Still, SRI as a general concept continues to make more sense for institutional investors than for individuals, he says. Institutional investors can pick and choose where to invest, but a mutual fund must satisfy investors who have potentially wide-ranging preferences when it comes to tobacco, climate and other SRI concerns.

To that end, firms have been launching SRI funds with more finely tuned definitions in recent years.

“The methodology and the definitions are becoming more segmented,” Mr Enskat says. “If you have a more clearly defined climate change product, then investors can more associate with that and say: ‘Climate change, I get it.’ SRI doesn’t mean much to people. That has always been the crux of it.”

A small but growing proportion of retail investors are becoming interested in SRI and other themed funds, agrees Amin Rajan, CEO of Create Research. But the future success of such funds may depend on their performance.

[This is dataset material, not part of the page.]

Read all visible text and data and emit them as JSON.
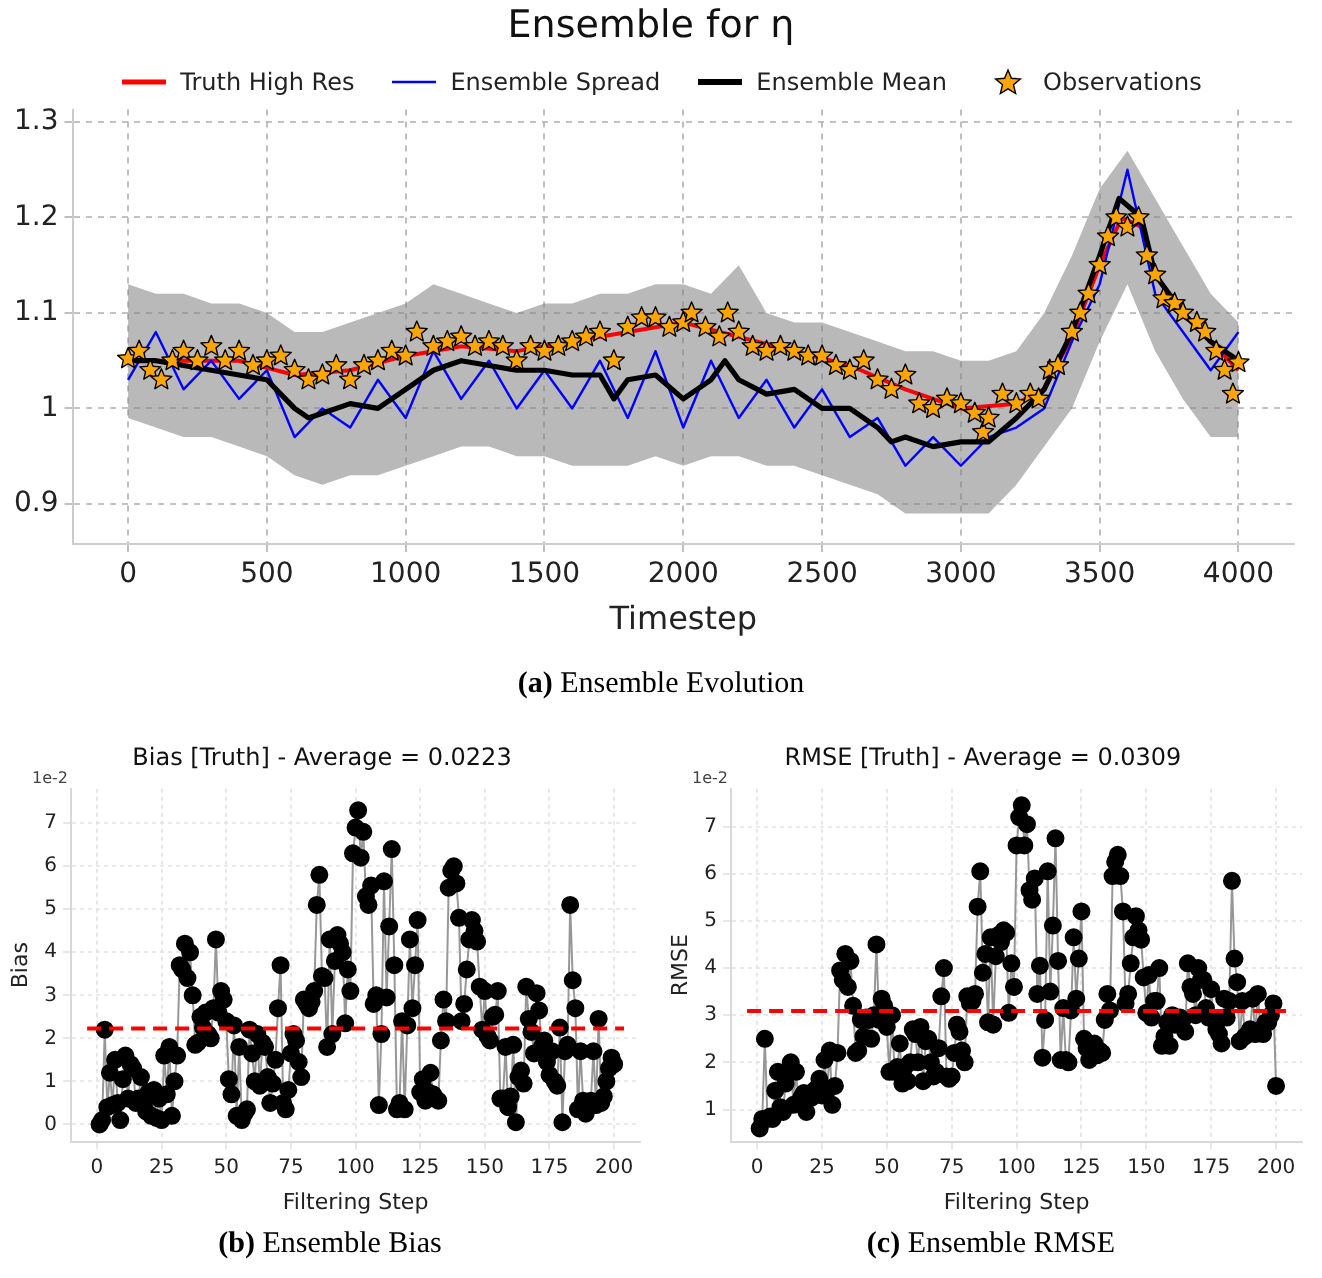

“The track record of these funds is not long enough to deliver a convincing story as yet,” Mr Rajan says. “If and when the record gets better, SRI could become very appealing to theme investors.” He adds: “It’s worth emphasising that performance is the product: the theme is only the icing on the cake for those who value it.”

A growing body of research shows certain environmental, social and corporate governance factors can have a positive effect on portfolio returns, according to a new report by human resources consulting firm Mercer.

Of 16 recent academic studies, 10 show a positive relationship between such factors and companies’ financial performance, while four show a neutral relationship and two show a neutral-to-negative relationship, Mercer finds.

“The report’s really about trying to move the debate from ‘SRI or RI always underperforms’ to ‘it can provide competitive performance or outperformance,'” says Craig Metrick, US head of responsible investment within Mercer’s investment consulting practice. “Let’s focus the debate on how to do it right.”